A convenção nacional do PL, realizada em São Paulo no último fim de semana, serviu como palco para a oficialização da candidatura de Flávio Bolsonaro à Presidência da República. Em um evento que buscou reafirmar a força do bolsonarismo, a atmosfera era de união e mobilização, com apoiadores adaptando seus trajes tradicionais ao frio paulistano para demonstrar lealdade.

A advogada Marta Cristina da Silva Paula, que viajou 15 horas de ônibus desde Brasília, exemplifica essa dedicação. Sua escolha por um vestido verde com blazer amarelo, combinada com tênis e óculos escuros, mostra a busca por expressar o apoio político de forma contemporânea e confortável. "Através da moda podemos representar as cores do Brasil", declarou ela, evidenciando como a identidade visual se torna um elemento de engajamento político.

Flávio Bolsonaro e a consolidação da base

O evento foi marcado pela presença de Jair Bolsonaro, que, mesmo sem poder ser candidato, foi uma figura central nos discursos e na atmosfera geral. O uso de um vídeo gerado por inteligência artificial com a imagem do ex-presidente declarando apoio a Flávio gerou repercussão e levou a deputada federal Dandara (PT-MG) a acionar a Procuradoria-Geral da República (PGR), solicitando investigação sobre a exibição. Esse episódio aponta para a crescente complexidade do uso de tecnologias em campanhas e a necessidade de regulamentação.

Na minha leitura, a estratégia de usar a imagem de Jair Bolsonaro por meio de IA, embora tecnicamente impressionante, carrega um risco de criar uma dependência excessiva da figura paterna, limitando a autonomia e a projeção individual de Flávio como candidato. É uma linha tênue entre capitalizar o capital político do pai e se afirmar como uma liderança própria.

O posicionamento do Centrão e as perspectivas eleitorais

O cenário pós-convenção revela desafios significativos. O chamado "centrão" declarou neutralidade, o que, na prática, pode ser interpretado como uma posição de abertura para negociações com diversos candidatos, inclusive com o presidente Lula. Elio Gaspari, em análise, aponta que o bolsonarismo dinástico, ao concentrar a candidatura em Flávio, pode ter deixado a direita "nas cordas". Essa manobra, segundo ele, favorece Lula, consolidando a percepção de que esta pode ser "uma campanha ideal" para sua quarta reeleição.

A fragmentação partidária em torno da candidatura de Flávio Bolsonaro é um ponto crucial.
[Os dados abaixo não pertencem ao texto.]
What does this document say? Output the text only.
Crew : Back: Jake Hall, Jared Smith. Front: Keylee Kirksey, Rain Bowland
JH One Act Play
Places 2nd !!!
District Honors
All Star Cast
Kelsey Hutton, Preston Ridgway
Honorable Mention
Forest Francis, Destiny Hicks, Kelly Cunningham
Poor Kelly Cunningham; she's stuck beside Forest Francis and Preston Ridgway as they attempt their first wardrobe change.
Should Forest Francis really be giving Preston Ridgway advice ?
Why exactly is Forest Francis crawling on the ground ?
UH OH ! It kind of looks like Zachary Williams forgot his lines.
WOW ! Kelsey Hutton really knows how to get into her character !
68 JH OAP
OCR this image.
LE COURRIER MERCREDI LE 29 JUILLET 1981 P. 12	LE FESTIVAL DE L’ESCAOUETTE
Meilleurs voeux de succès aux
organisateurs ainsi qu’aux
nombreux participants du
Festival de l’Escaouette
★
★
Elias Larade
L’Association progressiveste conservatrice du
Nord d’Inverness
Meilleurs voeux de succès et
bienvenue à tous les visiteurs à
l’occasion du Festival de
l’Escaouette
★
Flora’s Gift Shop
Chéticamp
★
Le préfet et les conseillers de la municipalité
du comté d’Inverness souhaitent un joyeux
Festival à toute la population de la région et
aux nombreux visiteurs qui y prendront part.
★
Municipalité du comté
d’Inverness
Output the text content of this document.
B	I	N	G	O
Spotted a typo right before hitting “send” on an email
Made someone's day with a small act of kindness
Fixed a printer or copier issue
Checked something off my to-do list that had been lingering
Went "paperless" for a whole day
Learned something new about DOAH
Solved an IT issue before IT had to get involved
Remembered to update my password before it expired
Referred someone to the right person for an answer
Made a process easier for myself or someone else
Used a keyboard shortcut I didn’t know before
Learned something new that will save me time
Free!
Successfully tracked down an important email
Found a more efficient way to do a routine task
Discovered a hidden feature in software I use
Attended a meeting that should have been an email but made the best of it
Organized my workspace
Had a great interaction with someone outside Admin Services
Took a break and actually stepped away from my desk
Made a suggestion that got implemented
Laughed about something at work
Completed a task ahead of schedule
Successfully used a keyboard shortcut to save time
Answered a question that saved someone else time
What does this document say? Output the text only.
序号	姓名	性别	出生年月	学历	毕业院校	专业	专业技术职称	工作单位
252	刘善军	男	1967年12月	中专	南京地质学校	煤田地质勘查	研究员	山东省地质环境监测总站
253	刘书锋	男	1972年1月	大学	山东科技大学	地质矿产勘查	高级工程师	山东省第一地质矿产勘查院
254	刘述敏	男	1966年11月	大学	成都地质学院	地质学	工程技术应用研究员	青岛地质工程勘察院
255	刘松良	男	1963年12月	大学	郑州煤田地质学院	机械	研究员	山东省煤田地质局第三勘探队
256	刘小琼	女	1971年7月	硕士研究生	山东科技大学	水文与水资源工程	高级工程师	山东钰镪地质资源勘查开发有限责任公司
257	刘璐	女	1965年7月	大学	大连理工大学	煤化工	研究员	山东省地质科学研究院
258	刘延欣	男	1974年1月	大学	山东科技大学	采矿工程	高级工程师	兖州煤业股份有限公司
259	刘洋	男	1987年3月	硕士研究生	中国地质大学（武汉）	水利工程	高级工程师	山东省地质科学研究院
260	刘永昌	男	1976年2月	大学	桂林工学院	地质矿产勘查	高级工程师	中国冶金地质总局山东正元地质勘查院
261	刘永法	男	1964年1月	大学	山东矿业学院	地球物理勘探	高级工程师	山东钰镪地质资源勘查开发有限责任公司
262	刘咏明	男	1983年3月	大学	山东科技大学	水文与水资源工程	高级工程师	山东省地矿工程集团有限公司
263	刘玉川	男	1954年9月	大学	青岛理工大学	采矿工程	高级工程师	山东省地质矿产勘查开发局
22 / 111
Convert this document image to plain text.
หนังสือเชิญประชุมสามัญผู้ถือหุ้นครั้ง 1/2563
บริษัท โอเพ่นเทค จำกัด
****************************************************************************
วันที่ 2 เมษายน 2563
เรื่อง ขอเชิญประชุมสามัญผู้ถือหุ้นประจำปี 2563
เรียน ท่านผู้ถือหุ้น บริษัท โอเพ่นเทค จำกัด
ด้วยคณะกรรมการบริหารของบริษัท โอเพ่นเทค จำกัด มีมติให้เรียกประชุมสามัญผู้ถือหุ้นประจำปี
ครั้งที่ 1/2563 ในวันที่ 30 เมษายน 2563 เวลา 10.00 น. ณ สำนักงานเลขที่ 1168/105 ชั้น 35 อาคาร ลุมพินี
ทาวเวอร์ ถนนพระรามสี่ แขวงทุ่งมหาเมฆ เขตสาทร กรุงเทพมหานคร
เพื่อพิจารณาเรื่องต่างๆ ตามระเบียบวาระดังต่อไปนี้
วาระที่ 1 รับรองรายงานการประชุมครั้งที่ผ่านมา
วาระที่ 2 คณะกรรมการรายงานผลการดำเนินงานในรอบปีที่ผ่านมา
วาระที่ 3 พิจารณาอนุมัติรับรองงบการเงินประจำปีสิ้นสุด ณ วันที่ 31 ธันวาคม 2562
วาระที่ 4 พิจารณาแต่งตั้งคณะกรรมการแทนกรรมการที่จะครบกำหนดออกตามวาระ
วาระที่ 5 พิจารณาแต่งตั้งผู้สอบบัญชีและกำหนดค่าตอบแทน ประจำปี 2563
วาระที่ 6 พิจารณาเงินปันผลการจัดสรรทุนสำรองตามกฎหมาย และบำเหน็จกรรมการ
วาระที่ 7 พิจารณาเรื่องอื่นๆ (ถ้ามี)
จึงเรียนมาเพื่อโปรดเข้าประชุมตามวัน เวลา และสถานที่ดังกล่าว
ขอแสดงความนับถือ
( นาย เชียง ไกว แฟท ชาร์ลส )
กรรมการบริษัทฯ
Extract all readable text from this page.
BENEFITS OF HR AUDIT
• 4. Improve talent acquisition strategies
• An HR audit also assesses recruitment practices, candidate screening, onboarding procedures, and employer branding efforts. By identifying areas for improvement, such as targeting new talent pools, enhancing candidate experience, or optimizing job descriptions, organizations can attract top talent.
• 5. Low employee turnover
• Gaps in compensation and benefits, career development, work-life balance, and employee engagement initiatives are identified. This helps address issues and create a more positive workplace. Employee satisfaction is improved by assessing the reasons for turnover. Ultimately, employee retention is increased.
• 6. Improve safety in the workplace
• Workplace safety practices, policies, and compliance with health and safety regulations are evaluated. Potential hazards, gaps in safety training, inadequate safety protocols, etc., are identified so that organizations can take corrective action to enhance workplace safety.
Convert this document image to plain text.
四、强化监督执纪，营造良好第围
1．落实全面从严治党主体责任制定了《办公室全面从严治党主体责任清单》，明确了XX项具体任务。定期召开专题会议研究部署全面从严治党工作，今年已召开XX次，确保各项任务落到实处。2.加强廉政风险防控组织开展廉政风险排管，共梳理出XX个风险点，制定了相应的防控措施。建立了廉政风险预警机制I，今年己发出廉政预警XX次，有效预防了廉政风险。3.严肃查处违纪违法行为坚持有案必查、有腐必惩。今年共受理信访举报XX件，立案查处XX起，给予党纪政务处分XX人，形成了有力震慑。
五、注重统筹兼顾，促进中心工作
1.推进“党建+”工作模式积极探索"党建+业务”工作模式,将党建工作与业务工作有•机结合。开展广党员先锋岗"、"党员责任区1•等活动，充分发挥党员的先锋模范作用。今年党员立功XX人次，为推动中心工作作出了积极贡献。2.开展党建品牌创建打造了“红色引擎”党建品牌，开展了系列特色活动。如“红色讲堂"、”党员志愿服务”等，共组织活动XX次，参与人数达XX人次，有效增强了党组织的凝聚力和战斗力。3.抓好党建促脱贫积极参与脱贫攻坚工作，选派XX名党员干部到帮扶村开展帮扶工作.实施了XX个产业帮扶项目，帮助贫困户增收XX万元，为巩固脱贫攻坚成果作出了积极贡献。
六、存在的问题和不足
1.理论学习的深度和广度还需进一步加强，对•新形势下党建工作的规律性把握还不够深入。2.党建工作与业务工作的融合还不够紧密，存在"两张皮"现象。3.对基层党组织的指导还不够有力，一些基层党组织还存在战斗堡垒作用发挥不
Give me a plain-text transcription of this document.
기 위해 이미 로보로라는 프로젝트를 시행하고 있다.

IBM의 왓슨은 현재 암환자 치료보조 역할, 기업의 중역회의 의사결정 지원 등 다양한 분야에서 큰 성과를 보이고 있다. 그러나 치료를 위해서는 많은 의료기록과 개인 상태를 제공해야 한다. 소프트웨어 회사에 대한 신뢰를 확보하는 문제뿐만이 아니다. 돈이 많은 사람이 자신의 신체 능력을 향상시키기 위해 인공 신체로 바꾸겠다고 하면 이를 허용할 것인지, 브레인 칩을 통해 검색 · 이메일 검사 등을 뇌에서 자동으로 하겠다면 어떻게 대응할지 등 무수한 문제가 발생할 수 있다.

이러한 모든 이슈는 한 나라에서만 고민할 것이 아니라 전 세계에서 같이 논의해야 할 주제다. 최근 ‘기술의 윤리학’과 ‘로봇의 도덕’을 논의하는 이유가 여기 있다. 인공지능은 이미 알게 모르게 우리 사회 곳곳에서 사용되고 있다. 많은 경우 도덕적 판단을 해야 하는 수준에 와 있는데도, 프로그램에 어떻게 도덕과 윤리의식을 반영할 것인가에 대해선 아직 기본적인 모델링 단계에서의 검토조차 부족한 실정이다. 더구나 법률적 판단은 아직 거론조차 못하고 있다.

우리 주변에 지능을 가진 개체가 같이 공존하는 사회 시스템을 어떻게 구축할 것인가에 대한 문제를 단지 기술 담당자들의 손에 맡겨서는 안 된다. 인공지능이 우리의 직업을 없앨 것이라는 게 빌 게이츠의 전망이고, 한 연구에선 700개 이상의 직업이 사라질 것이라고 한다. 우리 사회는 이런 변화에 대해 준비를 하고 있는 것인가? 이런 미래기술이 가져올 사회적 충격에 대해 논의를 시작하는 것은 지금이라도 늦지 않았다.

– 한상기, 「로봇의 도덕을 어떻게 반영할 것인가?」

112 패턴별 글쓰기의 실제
Enquanto o PL busca consolidar sua base e atrair novos apoios, a dificuldade em aglutinar forças para além do núcleo mais fiel é notória. A campanha de Flávio, portanto, precisará demonstrar capacidade de dialogar com diferentes segmentos e construir uma ponte com o eleitorado que não se identifica com a polarização extrema. Não é a primeira vez que um partido tenta replicar o sucesso de uma liderança consolidada em um novo nome, mas a história recente mostra que a formação de dinastias políticas, como vimos em outros países, raramente garante a repetição do sucesso.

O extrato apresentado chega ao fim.